In terms of general principles, to protect women from intimidation and potential emotional distress caused by protesters outside these facilities, I support the principle of the buffer zones. By safeguarding access to abortion services, we are upholding women’s reproductive rights and ensuring that women can make informed decisions about their healthcare without undue interference or pressure.

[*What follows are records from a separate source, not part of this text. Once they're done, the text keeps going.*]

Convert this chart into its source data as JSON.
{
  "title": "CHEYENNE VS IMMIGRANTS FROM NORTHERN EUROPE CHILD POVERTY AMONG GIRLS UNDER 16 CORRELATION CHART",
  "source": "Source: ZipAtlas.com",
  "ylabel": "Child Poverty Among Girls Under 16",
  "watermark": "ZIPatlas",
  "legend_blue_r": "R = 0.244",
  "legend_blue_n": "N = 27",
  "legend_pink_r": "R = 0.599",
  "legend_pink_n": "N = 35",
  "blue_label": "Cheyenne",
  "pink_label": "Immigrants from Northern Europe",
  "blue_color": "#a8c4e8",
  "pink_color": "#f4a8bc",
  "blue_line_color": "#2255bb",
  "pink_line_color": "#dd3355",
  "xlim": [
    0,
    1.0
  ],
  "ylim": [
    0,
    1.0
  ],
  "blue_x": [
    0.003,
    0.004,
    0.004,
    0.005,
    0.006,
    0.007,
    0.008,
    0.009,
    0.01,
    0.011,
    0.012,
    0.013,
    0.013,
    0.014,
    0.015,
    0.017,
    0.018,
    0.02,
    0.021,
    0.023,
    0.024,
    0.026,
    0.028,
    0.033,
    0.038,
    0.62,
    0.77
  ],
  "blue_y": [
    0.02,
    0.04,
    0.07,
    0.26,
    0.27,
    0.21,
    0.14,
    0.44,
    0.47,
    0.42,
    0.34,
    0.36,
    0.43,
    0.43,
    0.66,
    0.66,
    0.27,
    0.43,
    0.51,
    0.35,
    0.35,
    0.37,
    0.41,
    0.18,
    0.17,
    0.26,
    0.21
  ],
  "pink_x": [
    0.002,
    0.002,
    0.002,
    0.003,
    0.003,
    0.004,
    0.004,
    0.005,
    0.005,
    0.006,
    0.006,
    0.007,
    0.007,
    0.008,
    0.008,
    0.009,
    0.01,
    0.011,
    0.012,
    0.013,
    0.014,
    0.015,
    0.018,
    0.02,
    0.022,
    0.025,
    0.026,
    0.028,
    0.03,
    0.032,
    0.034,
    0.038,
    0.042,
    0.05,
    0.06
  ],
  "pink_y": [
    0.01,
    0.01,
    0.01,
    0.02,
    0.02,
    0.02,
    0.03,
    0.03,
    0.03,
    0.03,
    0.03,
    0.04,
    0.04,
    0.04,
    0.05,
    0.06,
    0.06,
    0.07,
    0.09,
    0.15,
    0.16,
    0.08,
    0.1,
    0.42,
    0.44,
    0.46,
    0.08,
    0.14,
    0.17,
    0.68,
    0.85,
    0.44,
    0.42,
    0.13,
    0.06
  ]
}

It is well documented why Parliament is considering the legislation—that is evident simply from hearing members’ comments today. Protests can intimidate women seeking a whole range of services at such clinics, many of which provide sexual health support, HIV testing and contraception. Protests impact our NHS staff working in the centres, who are forced to pass what amounts to an accusatory picket line at the start and end of each working day.
We have heard arguments that safe access zones would impinge on the right to freedom of speech or freedom to protest. For sure, people might have personally held views, but that does not mean that they have a right in every case to deprive others of their rights. That said, I defend the right of patient groups to demonstrate peacefully outside a hospital—for example, on the closure of services or if there were patient safety issues, such as in the case of NHS Tayside’s Professor Eljamel. I would also not seek to restrict the right of trade unions to protest. However, given that, during evidence at the Health, Social Care and Sport Committee, the police told us that that might happen as an unintended consequence, I seek reassurance that that is clear in the bill.
Protecting the privacy and wellbeing of women accessing abortion services is at the heart of the proposed legislation. However, I do not think that the bill is quite ready. The proposed 200m safe access zones outside 30 hospitals and clinics across Scotland should deal with the real problem of harassment and intimidation, but we need to ensure that the bill is workable and avoids unintended consequences.
Take prayer vigils. Are we asking the police to determine whether the law is breached by a bystander who might be engaged in silent prayer? Are we criminalising thought? We must be clear how we police this, given that, during evidence at the committee, the police were clear that they would not ask somebody why they were at a buffer zone, and they clearly said that they were not the thought police.
We need to consider residential and business premises and places of worship that are within 200m of a clinic. No one is penalised for displaying in their window a flag or a poster of their favourite football team or political party, even if some people find that antagonistic. So, where is the line?
I am primarily concerned with defending women’s rights to safe healthcare and with protecting NHS staff. That is why I support the principles of the bill. However, as we take the bill forward, let us work together on the details so that we deliver good law.